Energy efficiency in Germany improved by 3.2 percent in 2018 – AGEB
Clean Energy Wire
In 2018, energy efficiency in Germany improved by 3.2 percent compared to the previous year, when adjusted for temperature and inventory effects, according to preliminary estimates by energy market research group AG Energiebilanzen (AGEB). In order to produce products and services worth 1,000 euros, 4.5 gigajoule (GJ) of primary energy were used (4.7 GJ in 2017), writes AGEB. Efficiency gains in power generation and other energy conversion sectors contributed to the overall rise in energy efficiency. Among the reasons for this were modern, more energy efficient power plants, statistical effects of Germany's phaseout of nuclear power, and the expansion of renewable energy sources, said AGEB in a press release. Energy efficiency in private households, adjusted for temperature effects, however, worsened by 1.6 percent in 2018. Since 1990, energy efficiency in the German economy has improved overall by 40 percent, with an average rise of 1.9 percent per year. In private households, however, energy efficiency has only improved by 29 percent during the same time frame, making the sector lag significantly behind others.

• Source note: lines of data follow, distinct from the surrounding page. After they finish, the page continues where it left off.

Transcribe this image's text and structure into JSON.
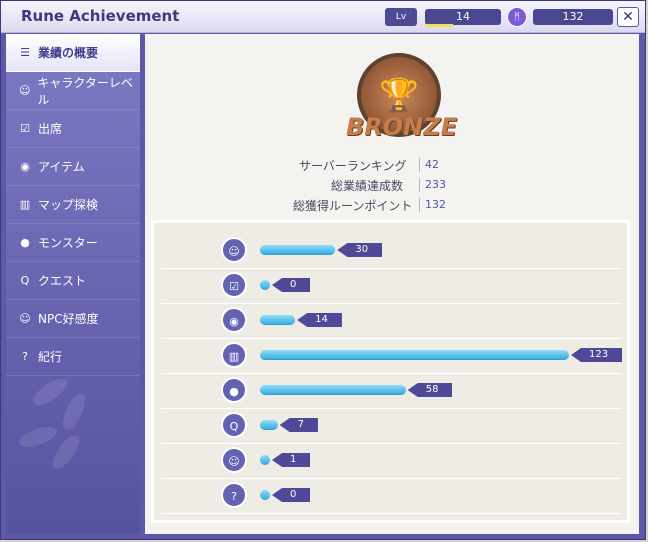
{
  "window": {
    "title": "Rune Achievement",
    "lv_label": "Lv",
    "level": "14",
    "points": "132",
    "close": "✕"
  },
  "sidebar": {
    "items": [
      {
        "label": "業績の概要",
        "icon": "list-icon",
        "glyph": "☰"
      },
      {
        "label": "キャラクターレベル",
        "icon": "character-icon",
        "glyph": "☺"
      },
      {
        "label": "出席",
        "icon": "checkbox-icon",
        "glyph": "☑"
      },
      {
        "label": "アイテム",
        "icon": "bag-icon",
        "glyph": "◉"
      },
      {
        "label": "マップ探検",
        "icon": "map-icon",
        "glyph": "▥"
      },
      {
        "label": "モンスター",
        "icon": "monster-icon",
        "glyph": "●"
      },
      {
        "label": "クエスト",
        "icon": "quest-icon",
        "glyph": "Q"
      },
      {
        "label": "NPC好感度",
        "icon": "npc-smile-icon",
        "glyph": "☺"
      },
      {
        "label": "紀行",
        "icon": "question-icon",
        "glyph": "?"
      }
    ]
  },
  "summary": {
    "badge": "BRONZE",
    "rows": [
      {
        "label": "サーバーランキング",
        "value": "42"
      },
      {
        "label": "総業績達成数",
        "value": "233"
      },
      {
        "label": "総獲得ルーンポイント",
        "value": "132"
      }
    ]
  },
  "chart_data": {
    "type": "bar",
    "orientation": "horizontal",
    "categories": [
      "character",
      "attendance",
      "item",
      "map",
      "monster",
      "quest",
      "npc",
      "journal"
    ],
    "values": [
      30,
      0,
      14,
      123,
      58,
      7,
      1,
      0
    ],
    "xlim": [
      0,
      123
    ],
    "grid": false,
    "colors": {
      "bar": "#33a9df",
      "label": "#4f4997"
    }
  }
}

Overall, final energy consumption in relation to economic output ("final energy productivity") has improved 1.9 percent in 2018, says AGEB. Contrary to primary energy use, it does not take into account losses in the energy supply system through energy conversion and transport. It is a key energy transition target of the German government. It has set itself the target of improving final energy productivity by 2.1 percent per year until 2050, but between 1990 and 2018 the annual average improvement was only 1.6 percent, according to AGEB. The German Energy Agency (dena) has warned that "the other targets of the energy transition cannot be achieved without a change of course" in energy efficiency.